Para fundamentar o seu pedido alega, em síntese:

  1. A Requerente é uma instituição de crédito, sendo que, no âmbito da sua actividade, assume especial relevância o financiamento ao sector automóvel;

 

 

 

  1. Os veículos automóveis cujas liquidações se impugnam foram todos objeto de contratos de locação financeira ou aluguer de longa duração;
  2. A Requerente não é sujeito passivo de imposto único de circulação, porquanto à data em que o imposto se tornou exigível, não era proprietária dos respetivos veículos, por já os haver vendido, pese embora o facto de tal transmissão não se encontrar registada;
  3. O registo de propriedade do veículo não é condição de validade do contrato de compra e venda, não impedindo a produção do efeito translativo;
  4. A falta de registo apenas impede a eficácia plena quando em causa estejam entidades consideradas terceiros para efeitos de registo;
  5. A AT não pode ser considerada um terceiro para efeitos de registo, por via de que os contratos de compra e venda lhe seriam inoponíveis; 
  6. A presunção derivada do registo automóvel é ilidível, admitindo prova em contrário;
  7. As faturas juntas pela Requerente comprovam as transmissões dos veículos em causa, gozando da presunção de veracidade resultante do artigo 29º do CIVA;
  8. As liquidações impugnadas não se encontram fundamentadas;
  9. A Requerente pagou o imposto em causa nos presentes autos, bem como os correspondentes juros compensatórios; 
  10. A Requerente apresentou reclamação graciosa contra parte das liquidações em causa nos presentes autos, reclamações essas que vieram a ser parcialmente indeferidas;

A Requerente juntou 4 anexos, 274 documentos e um parecer, tendo arrolado duas testemunhas.

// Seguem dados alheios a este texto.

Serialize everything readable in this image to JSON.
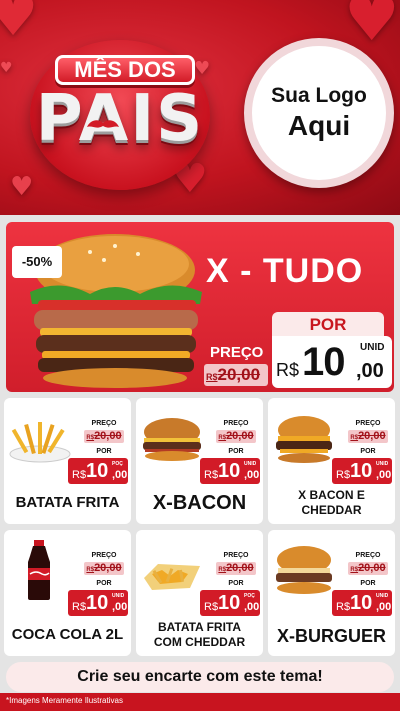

No pedido de pronúncia arbitral, a Requerente optou por não designar árbitro, pelo que, nos termos do disposto no artigo 6º nº1 do RJAT, foi designado pelo Conselho Deontológico do Centro de Arbitragem Administrativa o signatário, tendo a nomeação sido aceite nos termos legalmente previstos.

O tribunal arbitral foi constituído em 24 de Setembro de 2018.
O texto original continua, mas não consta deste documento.